When the hearing is scheduled, the Court Administrator's Office will then issue an Order to Show Cause. It is your responsibility to have the debtor(s) served with the order. The Sheriff or any party who has no financial interest in the judgment can serve this order. It must be served on the debtor personally. It cannot be left at his / her residence with anyone else.

Order to Show Cause
The Order to Show Cause requires the debtor as well as the creditor to appear at the court hearing. At the hearing, the debtor will be instructed to complete the Financial Disclosure Form or give the judge a valid reason for not doing so. If the debtor fails to appear at this hearing, the judge may issue an Order for a Writ of Attachment. When the Writ of Attachment is issued, you will be required to furnish the debtor's full name and date of birth to the court.
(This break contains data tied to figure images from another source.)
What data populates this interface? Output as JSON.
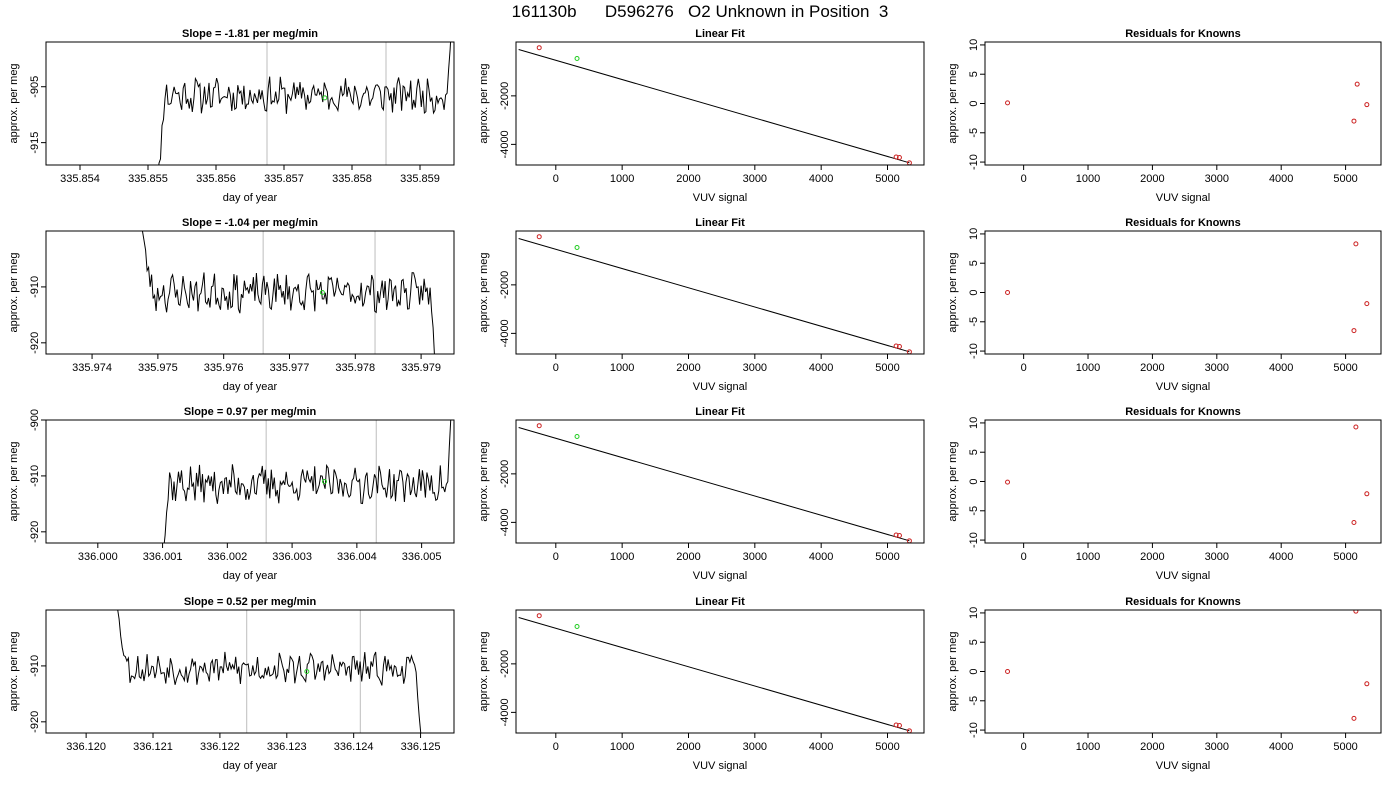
{
  "page": {
    "title": "161130b      D596276   O2 Unknown in Position  3"
  },
  "colors": {
    "line": "#000000",
    "known_marker": "#cc2222",
    "unknown_marker": "#22cc22",
    "vline": "#c8c8c8"
  },
  "chart_data": [
    {
      "type": "line",
      "row": 1,
      "title": "Slope =  -1.81  per meg/min",
      "xlabel": "day of year",
      "ylabel": "approx. per meg",
      "xlim": [
        335.8535,
        335.8595
      ],
      "ylim": [
        -919,
        -897
      ],
      "xticks": [
        335.854,
        335.855,
        335.856,
        335.857,
        335.858,
        335.859
      ],
      "xtick_labels": [
        "335.854",
        "335.855",
        "335.856",
        "335.857",
        "335.858",
        "335.859"
      ],
      "yticks": [
        -905,
        -915
      ],
      "ytick_labels": [
        "-905",
        "-915"
      ],
      "vlines": [
        335.85675,
        335.8585
      ],
      "unknown_point": [
        335.8576,
        -907
      ],
      "trace": {
        "x_start": 335.85505,
        "x_end": 335.85951,
        "level": -906.5,
        "start_value": -935,
        "end_value": -885,
        "amplitude": 2.6,
        "seed": 11
      }
    },
    {
      "type": "scatter",
      "row": 1,
      "title": "Linear Fit",
      "xlabel": "VUV signal",
      "ylabel": "approx. per meg",
      "xlim": [
        -600,
        5550
      ],
      "ylim": [
        -4850,
        220
      ],
      "xticks": [
        0,
        1000,
        2000,
        3000,
        4000,
        5000
      ],
      "xtick_labels": [
        "0",
        "1000",
        "2000",
        "3000",
        "4000",
        "5000"
      ],
      "yticks": [
        -2000,
        -4000
      ],
      "ytick_labels": [
        "-2000",
        "-4000"
      ],
      "fit_line": {
        "x": [
          -560,
          5330
        ],
        "y": [
          -90,
          -4760
        ]
      },
      "known_points": {
        "x": [
          -250,
          5130,
          5180,
          5330
        ],
        "y": [
          -15,
          -4520,
          -4540,
          -4760
        ]
      },
      "unknown_points": {
        "x": [
          320
        ],
        "y": [
          -460
        ]
      }
    },
    {
      "type": "scatter",
      "row": 1,
      "title": "Residuals for Knowns",
      "xlabel": "VUV signal",
      "ylabel": "approx. per meg",
      "xlim": [
        -600,
        5550
      ],
      "ylim": [
        -10.5,
        10.5
      ],
      "xticks": [
        0,
        1000,
        2000,
        3000,
        4000,
        5000
      ],
      "xtick_labels": [
        "0",
        "1000",
        "2000",
        "3000",
        "4000",
        "5000"
      ],
      "yticks": [
        10,
        5,
        0,
        -5,
        -10
      ],
      "ytick_labels": [
        "10",
        "5",
        "0",
        "-5",
        "-10"
      ],
      "known_points": {
        "x": [
          -250,
          5130,
          5180,
          5330
        ],
        "y": [
          0.1,
          -3.0,
          3.3,
          -0.2
        ]
      }
    },
    {
      "type": "line",
      "row": 2,
      "title": "Slope =  -1.04  per meg/min",
      "xlabel": "day of year",
      "ylabel": "approx. per meg",
      "xlim": [
        335.9733,
        335.9795
      ],
      "ylim": [
        -922,
        -900
      ],
      "xticks": [
        335.974,
        335.975,
        335.976,
        335.977,
        335.978,
        335.979
      ],
      "xtick_labels": [
        "335.974",
        "335.975",
        "335.976",
        "335.977",
        "335.978",
        "335.979"
      ],
      "yticks": [
        -910,
        -920
      ],
      "ytick_labels": [
        "-910",
        "-920"
      ],
      "vlines": [
        335.9766,
        335.9783
      ],
      "unknown_point": [
        335.9775,
        -911
      ],
      "trace": {
        "x_start": 335.9747,
        "x_end": 335.97925,
        "level": -911,
        "start_value": -895,
        "end_value": -930,
        "amplitude": 2.8,
        "seed": 23
      }
    },
    {
      "type": "scatter",
      "row": 2,
      "title": "Linear Fit",
      "xlabel": "VUV signal",
      "ylabel": "approx. per meg",
      "xlim": [
        -600,
        5550
      ],
      "ylim": [
        -4850,
        220
      ],
      "xticks": [
        0,
        1000,
        2000,
        3000,
        4000,
        5000
      ],
      "xtick_labels": [
        "0",
        "1000",
        "2000",
        "3000",
        "4000",
        "5000"
      ],
      "yticks": [
        -2000,
        -4000
      ],
      "ytick_labels": [
        "-2000",
        "-4000"
      ],
      "fit_line": {
        "x": [
          -560,
          5330
        ],
        "y": [
          -90,
          -4760
        ]
      },
      "known_points": {
        "x": [
          -250,
          5130,
          5180,
          5330
        ],
        "y": [
          -15,
          -4520,
          -4540,
          -4760
        ]
      },
      "unknown_points": {
        "x": [
          320
        ],
        "y": [
          -460
        ]
      }
    },
    {
      "type": "scatter",
      "row": 2,
      "title": "Residuals for Knowns",
      "xlabel": "VUV signal",
      "ylabel": "approx. per meg",
      "xlim": [
        -600,
        5550
      ],
      "ylim": [
        -10.5,
        10.5
      ],
      "xticks": [
        0,
        1000,
        2000,
        3000,
        4000,
        5000
      ],
      "xtick_labels": [
        "0",
        "1000",
        "2000",
        "3000",
        "4000",
        "5000"
      ],
      "yticks": [
        10,
        5,
        0,
        -5,
        -10
      ],
      "ytick_labels": [
        "10",
        "5",
        "0",
        "-5",
        "-10"
      ],
      "known_points": {
        "x": [
          -250,
          5130,
          5160,
          5330
        ],
        "y": [
          0.0,
          -6.5,
          8.3,
          -1.9
        ]
      }
    },
    {
      "type": "line",
      "row": 3,
      "title": "Slope =  0.97  per meg/min",
      "xlabel": "day of year",
      "ylabel": "approx. per meg",
      "xlim": [
        335.9992,
        336.0055
      ],
      "ylim": [
        -922,
        -900
      ],
      "xticks": [
        336.0,
        336.001,
        336.002,
        336.003,
        336.004,
        336.005
      ],
      "xtick_labels": [
        "336.000",
        "336.001",
        "336.002",
        "336.003",
        "336.004",
        "336.005"
      ],
      "yticks": [
        -900,
        -910,
        -920
      ],
      "ytick_labels": [
        "-900",
        "-910",
        "-920"
      ],
      "vlines": [
        336.0026,
        336.0043
      ],
      "unknown_point": [
        336.0035,
        -911
      ],
      "trace": {
        "x_start": 336.0009,
        "x_end": 336.00552,
        "level": -911.5,
        "start_value": -935,
        "end_value": -885,
        "amplitude": 2.8,
        "seed": 37
      }
    },
    {
      "type": "scatter",
      "row": 3,
      "title": "Linear Fit",
      "xlabel": "VUV signal",
      "ylabel": "approx. per meg",
      "xlim": [
        -600,
        5550
      ],
      "ylim": [
        -4850,
        220
      ],
      "xticks": [
        0,
        1000,
        2000,
        3000,
        4000,
        5000
      ],
      "xtick_labels": [
        "0",
        "1000",
        "2000",
        "3000",
        "4000",
        "5000"
      ],
      "yticks": [
        -2000,
        -4000
      ],
      "ytick_labels": [
        "-2000",
        "-4000"
      ],
      "fit_line": {
        "x": [
          -560,
          5330
        ],
        "y": [
          -90,
          -4760
        ]
      },
      "known_points": {
        "x": [
          -250,
          5130,
          5180,
          5330
        ],
        "y": [
          -15,
          -4520,
          -4540,
          -4760
        ]
      },
      "unknown_points": {
        "x": [
          320
        ],
        "y": [
          -460
        ]
      }
    },
    {
      "type": "scatter",
      "row": 3,
      "title": "Residuals for Knowns",
      "xlabel": "VUV signal",
      "ylabel": "approx. per meg",
      "xlim": [
        -600,
        5550
      ],
      "ylim": [
        -10.5,
        10.5
      ],
      "xticks": [
        0,
        1000,
        2000,
        3000,
        4000,
        5000
      ],
      "xtick_labels": [
        "0",
        "1000",
        "2000",
        "3000",
        "4000",
        "5000"
      ],
      "yticks": [
        10,
        5,
        0,
        -5,
        -10
      ],
      "ytick_labels": [
        "10",
        "5",
        "0",
        "-5",
        "-10"
      ],
      "known_points": {
        "x": [
          -250,
          5130,
          5160,
          5330
        ],
        "y": [
          -0.1,
          -7.0,
          9.3,
          -2.1
        ]
      }
    },
    {
      "type": "line",
      "row": 4,
      "title": "Slope =  0.52  per meg/min",
      "xlabel": "day of year",
      "ylabel": "approx. per meg",
      "xlim": [
        336.1194,
        336.1255
      ],
      "ylim": [
        -922,
        -900
      ],
      "xticks": [
        336.12,
        336.121,
        336.122,
        336.123,
        336.124,
        336.125
      ],
      "xtick_labels": [
        "336.120",
        "336.121",
        "336.122",
        "336.123",
        "336.124",
        "336.125"
      ],
      "yticks": [
        -910,
        -920
      ],
      "ytick_labels": [
        "-910",
        "-920"
      ],
      "vlines": [
        336.1224,
        336.1241
      ],
      "unknown_point": [
        336.1233,
        -911
      ],
      "trace": {
        "x_start": 336.1204,
        "x_end": 336.12505,
        "level": -910.5,
        "start_value": -895,
        "end_value": -930,
        "amplitude": 2.3,
        "seed": 53
      }
    },
    {
      "type": "scatter",
      "row": 4,
      "title": "Linear Fit",
      "xlabel": "VUV signal",
      "ylabel": "approx. per meg",
      "xlim": [
        -600,
        5550
      ],
      "ylim": [
        -4850,
        220
      ],
      "xticks": [
        0,
        1000,
        2000,
        3000,
        4000,
        5000
      ],
      "xtick_labels": [
        "0",
        "1000",
        "2000",
        "3000",
        "4000",
        "5000"
      ],
      "yticks": [
        -2000,
        -4000
      ],
      "ytick_labels": [
        "-2000",
        "-4000"
      ],
      "fit_line": {
        "x": [
          -560,
          5330
        ],
        "y": [
          -90,
          -4760
        ]
      },
      "known_points": {
        "x": [
          -250,
          5130,
          5180,
          5330
        ],
        "y": [
          -15,
          -4520,
          -4540,
          -4760
        ]
      },
      "unknown_points": {
        "x": [
          320
        ],
        "y": [
          -460
        ]
      }
    },
    {
      "type": "scatter",
      "row": 4,
      "title": "Residuals for Knowns",
      "xlabel": "VUV signal",
      "ylabel": "approx. per meg",
      "xlim": [
        -600,
        5550
      ],
      "ylim": [
        -10.5,
        10.5
      ],
      "xticks": [
        0,
        1000,
        2000,
        3000,
        4000,
        5000
      ],
      "xtick_labels": [
        "0",
        "1000",
        "2000",
        "3000",
        "4000",
        "5000"
      ],
      "yticks": [
        10,
        5,
        0,
        -5,
        -10
      ],
      "ytick_labels": [
        "10",
        "5",
        "0",
        "-5",
        "-10"
      ],
      "known_points": {
        "x": [
          -250,
          5130,
          5160,
          5330
        ],
        "y": [
          0.0,
          -8.0,
          10.3,
          -2.1
        ]
      }
    }
  ]
}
  • If you wish to have the cost of collection added to your judgment after an unsuccessful attempt to collect, you may need to file a notarized affidavit stating the costs and requesting those costs be added to your judgment.
    • Please attach a copy of your receipt from the Sheriff to your affidavit.
  • Order a Writ of Execution if you know where the debtor banks or where the debtor works.
    • There will be a fee charged for the Writ.
    • If you do not know either of these you are not ready for an Execution.
    • The Execution must be issued to the county where the bank or the employer is located.
    • The Court Administrator's Office will mail the Execution to you and you are to take it to the Sheriff of that county for service.
    • The sheriff will charge a fee.
  • If the debtor pays the judgment in full it is your obligation to provide the debtor with a Satisfaction of Judgment (MSA 548.15).
    • This form can be obtained on the state website, or at any legal stationery store.
    • A satisfaction of judgment must be filed with the court and a filing fee must be paid.
    • This must be done within 10 days if paid in cash, or within 30 days otherwise.
Unsuccessful Collection Attempt
If the sheriff or attorney is unable to collect, or if you have determined that there are no assets on which you can collect, it does not mean you will never collect your judgment. A judgment in conciliation court is valid for 10 years and may be executed on at any time during those 10 years. This is important because the debtor may, at some future time, have collectable assets. The fact that an unpaid judgment may affect the debtor's credit rating could result in voluntary payment at a later time.